À Zagreb, on prend peur. Le 1er décembre, les étudiants arrêtent leur grève, trop tard pourtant pour sauver les dirigeants du parti croate. Ceux-ci sont mis en accusation au cours de réunions plus ou moins spontanées organisées dans les usines. Quand, le 12 décembre, le Comité central de la Ligue des communistes croates se réunit dans une atmosphère dramatique, à Zagreb, les jeux sont faits. Soumis à un flot de critiques, Savka Dubcevitch-Kucar, la présidente du parti, Pero Visker, secrétaire du Comité central, et Mika Tripalo (qui représentent le parti croate au Bureau exécutif de la Ligue fédérale) donnent leur démission et seront plus tard expulsés du parti. Les étudiants qui manifestent en leur faveur sont durement matraqués. Une sévère reprise en main de la Croatie s'amorce et se poursuivra jusqu'au printemps 1972.

Des centaines d'étudiants sont arrêtés, 11 dirigeants de Matica Hrvatska les rejoignent en prison, tandis que dans toute la république une cascade de démissions entraîne le départ de plus de 80 cadres du parti ou du gouvernement.
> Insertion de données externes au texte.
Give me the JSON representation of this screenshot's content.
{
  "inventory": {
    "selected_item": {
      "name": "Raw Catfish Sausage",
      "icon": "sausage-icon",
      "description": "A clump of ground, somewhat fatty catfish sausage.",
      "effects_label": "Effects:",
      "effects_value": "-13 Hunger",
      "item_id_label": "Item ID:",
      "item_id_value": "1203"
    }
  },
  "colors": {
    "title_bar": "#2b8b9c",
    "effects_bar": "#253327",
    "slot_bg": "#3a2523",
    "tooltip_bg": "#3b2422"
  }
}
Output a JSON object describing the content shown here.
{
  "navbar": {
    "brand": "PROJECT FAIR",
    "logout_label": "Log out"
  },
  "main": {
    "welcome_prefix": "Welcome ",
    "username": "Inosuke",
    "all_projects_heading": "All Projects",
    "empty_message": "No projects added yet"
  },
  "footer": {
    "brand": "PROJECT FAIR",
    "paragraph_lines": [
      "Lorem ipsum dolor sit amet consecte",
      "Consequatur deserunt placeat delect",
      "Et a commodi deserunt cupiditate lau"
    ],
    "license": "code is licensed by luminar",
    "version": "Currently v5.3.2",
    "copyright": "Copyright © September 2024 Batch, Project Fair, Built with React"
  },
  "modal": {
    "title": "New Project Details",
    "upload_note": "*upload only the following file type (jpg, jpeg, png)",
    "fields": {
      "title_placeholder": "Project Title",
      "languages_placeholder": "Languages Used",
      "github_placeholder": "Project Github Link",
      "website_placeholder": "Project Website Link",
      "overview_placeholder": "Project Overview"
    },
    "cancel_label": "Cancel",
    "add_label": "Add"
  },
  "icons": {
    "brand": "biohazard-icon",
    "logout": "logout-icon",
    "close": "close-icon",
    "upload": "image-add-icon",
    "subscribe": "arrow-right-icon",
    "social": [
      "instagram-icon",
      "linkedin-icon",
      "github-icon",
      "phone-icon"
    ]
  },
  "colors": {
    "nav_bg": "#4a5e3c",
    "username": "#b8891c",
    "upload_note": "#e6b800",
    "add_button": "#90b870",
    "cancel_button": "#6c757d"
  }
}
La justice lance une accusation lourde de conséquences contre les Croates arrêtés : ils sont officiellement accusés, le 24 avril 1972, d'avoir voulu distribuer des armes à leurs partisans et d'avoir des contacts suivis avec les immigrés de l'organisation terroriste Oustachi.

Ces derniers ont en effet tenté de donner à la crise une dimension sanglante. Des colis piégés explosent le 1er janvier 1972 à Zagreb et à Belgrade, tandis que, le 26, une bombe désintègre un avion yougoslave au-dessus de la Tchécoslovaquie, entraînant la mort de ses 26 occupants.